Optimal Design of the Shell Structure of a Disk-Shaped Water-Spraying Robot

Abstract Underwater exploration tasks in a narrow environment have stringent requirements related to the dynamic mode and shell design of underwater submersibles. Specifically, these submersibles should have horizontal maneuverability to move in a narrow environment. A certain degree of stability in the vertical direction should also be maintained to realize the stability of these submersibles at a certain depth for observation. A disk-shaped shell has the mobility of a spherical shell in the horizontal direction and the stability of a pancake-shaped shell in the vertical direction. Therefore, a design scheme for a disk-shaped shell of a water-spraying underwater robot was formulated through a comparative analysis of various shell shapes. To achieve movement in different directions, the Fluent fluid simulation software was used to continuously simulate and optimize these shell shapes.
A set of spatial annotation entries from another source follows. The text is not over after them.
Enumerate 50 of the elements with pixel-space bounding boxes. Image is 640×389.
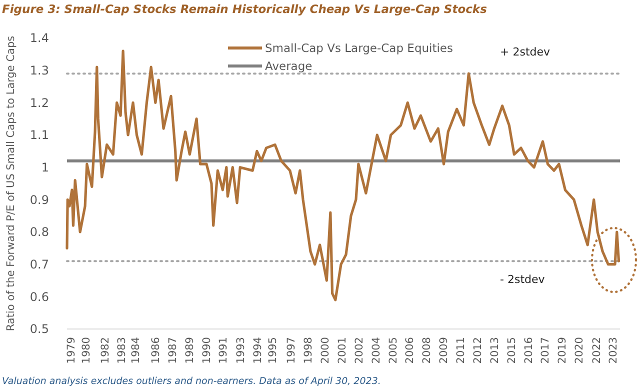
x-tick-label: 2004 xyxy=(370,336,382,364)
x-tick-label: 2011 xyxy=(455,337,467,364)
x-tick-label: 1989 xyxy=(184,337,196,364)
x-tick-label: 2012 xyxy=(472,337,484,364)
x-tick-label: 1979 xyxy=(65,337,78,364)
x-tick-label: 1995 xyxy=(267,337,280,364)
x-tick-label: 2015 xyxy=(506,337,518,364)
x-tick-label: 2019 xyxy=(556,337,569,364)
x-tick-label: 2006 xyxy=(404,336,416,364)
x-tick-label: 2020 xyxy=(574,337,586,364)
x-tick-label: 2000 xyxy=(319,337,332,364)
chart-title: Figure 3: Small-Cap Stocks Remain Historically Cheap Vs Large-Cap Stocks xyxy=(2,2,488,16)
ref-line-label: + 2stdev xyxy=(500,45,551,58)
x-tick-label: 2001 xyxy=(336,337,348,364)
x-tick-label: 2016 xyxy=(522,336,535,364)
y-tick-label: 1.4 xyxy=(30,31,49,46)
x-tick-label: 2023 xyxy=(607,337,620,364)
x-tick-label: 2017 xyxy=(540,337,552,364)
y-tick-label: 0.5 xyxy=(30,322,49,336)
y-tick-label: 0.9 xyxy=(30,192,49,207)
x-tick-label: 1982 xyxy=(99,337,112,364)
y-tick-label: 1.2 xyxy=(30,96,49,110)
y-tick-label: 0.6 xyxy=(30,290,49,304)
x-tick-label: 2013 xyxy=(488,337,501,364)
x-tick-label: 1990 xyxy=(200,337,213,364)
y-tick-label: 1.1 xyxy=(30,128,49,142)
x-tick-label: 1991 xyxy=(217,337,230,364)
ref-line-label: - 2stdev xyxy=(500,272,546,286)
x-tick-label: 2002 xyxy=(353,337,366,364)
text: Valuation analysis excludes outliers and non-earners. Data as of April 30, 2023. xyxy=(2,376,381,387)
y-tick-label: 0.8 xyxy=(30,225,49,240)
y-axis-title: Ratio of the Forward P/E of US Small Caps to Large Caps xyxy=(5,36,17,332)
x-tick-label: 1984 xyxy=(130,336,142,364)
x-tick-label: 1987 xyxy=(167,337,180,364)
y-tick-label: 0.7 xyxy=(30,258,49,272)
legend-label: Small-Cap Vs Large-Cap Equities xyxy=(265,41,453,56)
x-tick-label: 1986 xyxy=(150,336,162,364)
x-tick-label: 1998 xyxy=(302,337,315,364)
legend-label: Average xyxy=(265,59,312,74)
x-tick-label: 1993 xyxy=(234,337,247,364)
x-tick-label: 1994 xyxy=(252,336,264,364)
x-tick-label: 1980 xyxy=(80,337,92,364)
x-tick-label: 1983 xyxy=(116,337,128,364)
x-tick-label: 2008 xyxy=(421,337,434,364)
x-tick-label: 2005 xyxy=(387,337,400,364)
x-tick-label: 1997 xyxy=(286,337,298,364)
y-tick-label: 1.3 xyxy=(30,64,49,78)
y-tick-label: 1 xyxy=(41,160,49,175)
x-tick-label: 2009 xyxy=(438,337,450,364)
x-tick-label: 2022 xyxy=(591,337,604,364)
Relevant parameters, such as total pressure and force, that were obtained from the simulation were analyzed through horizontal and vertical comparisons. The maneuverability of the disk-shaped shell on the horizontal plane and its stability on the vertical plane were subsequently verified. Based on the measured maneuverability, the system of the disk-shaped water-spraying robot was designed, and a movement experiment was conducted to examine the straight and rotational motions of this robot. This study provides new ideas and theoretical support for designing the shape of submersibles in narrow underwater environments and promotes the development of underwater exploration technologies for narrow spaces.